La TVA est un impôt que l'entreprise collecte sans jamais le supporter — et le premier travail du comptable n'est pas de la calculer mais de qualifier l'opération : dans le champ ou hors champ, exonérée ou taxable, ici ou ailleurs.
Un impôt à paiement fractionné et neutre pour l'entreprise
Conçue par Maurice Lauré et généralisée en 1968, la TVA repose sur un mécanisme de paiement fractionné : chaque entreprise de la chaîne ne verse au Trésor que la taxe assise sur la valeur qu'elle a elle-même ajoutée, le consommateur final en supportant la totalité.

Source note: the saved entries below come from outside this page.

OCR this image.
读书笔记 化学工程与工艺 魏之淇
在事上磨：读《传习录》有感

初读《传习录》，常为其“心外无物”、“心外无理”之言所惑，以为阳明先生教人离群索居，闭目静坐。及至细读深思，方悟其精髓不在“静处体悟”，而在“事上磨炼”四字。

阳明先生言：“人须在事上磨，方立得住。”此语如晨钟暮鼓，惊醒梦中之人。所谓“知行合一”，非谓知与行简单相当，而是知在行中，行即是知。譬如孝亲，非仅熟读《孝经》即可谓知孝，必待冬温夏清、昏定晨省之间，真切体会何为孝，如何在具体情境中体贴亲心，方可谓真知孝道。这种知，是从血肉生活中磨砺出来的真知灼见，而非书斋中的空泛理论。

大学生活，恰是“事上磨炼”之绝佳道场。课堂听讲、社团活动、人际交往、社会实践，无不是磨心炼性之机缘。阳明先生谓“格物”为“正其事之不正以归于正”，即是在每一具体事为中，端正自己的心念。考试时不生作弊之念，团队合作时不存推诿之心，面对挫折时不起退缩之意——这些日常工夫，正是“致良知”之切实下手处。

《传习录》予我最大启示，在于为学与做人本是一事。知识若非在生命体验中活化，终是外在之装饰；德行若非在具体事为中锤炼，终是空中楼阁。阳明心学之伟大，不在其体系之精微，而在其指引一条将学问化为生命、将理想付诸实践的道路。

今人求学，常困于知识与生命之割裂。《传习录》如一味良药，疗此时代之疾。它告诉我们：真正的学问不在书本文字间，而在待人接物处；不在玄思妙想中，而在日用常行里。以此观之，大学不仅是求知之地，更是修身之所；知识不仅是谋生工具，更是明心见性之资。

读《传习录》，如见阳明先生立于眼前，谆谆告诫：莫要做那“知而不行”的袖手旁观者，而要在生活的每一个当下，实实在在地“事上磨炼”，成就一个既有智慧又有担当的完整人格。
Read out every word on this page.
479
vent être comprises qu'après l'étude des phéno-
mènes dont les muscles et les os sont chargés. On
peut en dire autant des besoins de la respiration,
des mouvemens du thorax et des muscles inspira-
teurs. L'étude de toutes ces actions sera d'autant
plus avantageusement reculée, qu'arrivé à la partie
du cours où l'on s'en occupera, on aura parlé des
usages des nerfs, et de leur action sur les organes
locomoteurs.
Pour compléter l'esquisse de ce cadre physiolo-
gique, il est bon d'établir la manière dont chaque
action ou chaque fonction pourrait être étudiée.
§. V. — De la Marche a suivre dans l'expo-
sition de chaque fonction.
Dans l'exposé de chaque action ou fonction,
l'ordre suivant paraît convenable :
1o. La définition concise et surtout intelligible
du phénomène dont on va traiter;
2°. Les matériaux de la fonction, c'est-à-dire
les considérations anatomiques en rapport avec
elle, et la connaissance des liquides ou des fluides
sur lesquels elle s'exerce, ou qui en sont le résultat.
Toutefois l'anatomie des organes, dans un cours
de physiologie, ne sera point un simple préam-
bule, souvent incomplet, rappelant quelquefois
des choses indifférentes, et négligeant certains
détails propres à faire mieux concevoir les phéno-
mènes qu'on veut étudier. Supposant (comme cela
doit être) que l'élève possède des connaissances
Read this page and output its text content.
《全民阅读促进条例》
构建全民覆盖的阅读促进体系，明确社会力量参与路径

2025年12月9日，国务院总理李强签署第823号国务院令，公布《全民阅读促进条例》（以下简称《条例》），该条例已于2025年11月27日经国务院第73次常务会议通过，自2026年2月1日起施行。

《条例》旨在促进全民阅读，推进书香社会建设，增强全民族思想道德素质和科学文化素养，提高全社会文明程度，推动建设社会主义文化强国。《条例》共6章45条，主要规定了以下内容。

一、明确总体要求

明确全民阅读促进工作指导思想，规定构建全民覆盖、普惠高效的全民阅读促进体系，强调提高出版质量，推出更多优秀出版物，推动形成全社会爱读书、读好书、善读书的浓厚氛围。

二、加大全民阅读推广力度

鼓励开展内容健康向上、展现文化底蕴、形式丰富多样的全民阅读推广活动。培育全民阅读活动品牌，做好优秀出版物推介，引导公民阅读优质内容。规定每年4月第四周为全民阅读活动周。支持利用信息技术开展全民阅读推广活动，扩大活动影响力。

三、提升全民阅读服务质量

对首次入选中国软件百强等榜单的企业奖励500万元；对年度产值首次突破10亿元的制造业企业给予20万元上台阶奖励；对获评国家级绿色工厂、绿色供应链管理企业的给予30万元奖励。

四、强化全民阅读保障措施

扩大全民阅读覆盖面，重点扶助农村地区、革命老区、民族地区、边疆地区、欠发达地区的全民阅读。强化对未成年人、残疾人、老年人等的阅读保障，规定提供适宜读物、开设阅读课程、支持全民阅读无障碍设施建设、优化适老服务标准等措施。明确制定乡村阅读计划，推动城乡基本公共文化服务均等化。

Pour l'entreprise assujettie, la TVA n'est ni une charge ni un produit — c'est le principe de neutralité, traduit comptablement par des comptes de tiers du groupe 445 (44571 collectée, 44566 déductible) et non par des comptes de résultat.
Champ d'application : quatre positions à distinguer
Une opération peut être imposable par nature (livraison de bien ou prestation de services à titre onéreux par un assujetti agissant en tant que tel, CGI art. 256), imposable par disposition expresse de la loi (livraison à soi-même, acquisition intracommunautaire), imposable sur option (location de locaux nus professionnels, CGI art. 260), ou enfin hors champ. Une opération exonérée n'est pas hors champ : elle y entre, mais la loi en dispense la taxe — ce qui prive en principe du droit à déduction, sauf pour les exportations et les livraisons intracommunautaires, exonérées avec droit à déduction.
Taux et territorialité
Quatre taux coexistent en France continentale : 20 % (normal), 10 % (intermédiaire), 5,5 % (réduit) et 2,1 % (particulier), auxquels s'ajoutent des taux propres à la Corse et aux départements d'outre-mer ; la Guyane et Mayotte restent hors du champ de la taxe. Le taux se détermine par la nature du bien ou du service, jamais par la qualité du client. La territorialité obéit à une règle unique — la taxe est due dans le pays de consommation — déclinée en régimes distincts pour les livraisons de biens (autoliquidation des acquisitions intracommunautaires, exonération des exportations) et pour les prestations de services, où la règle générale distingue le B2B (imposition chez le preneur) du B2C (imposition chez le prestataire).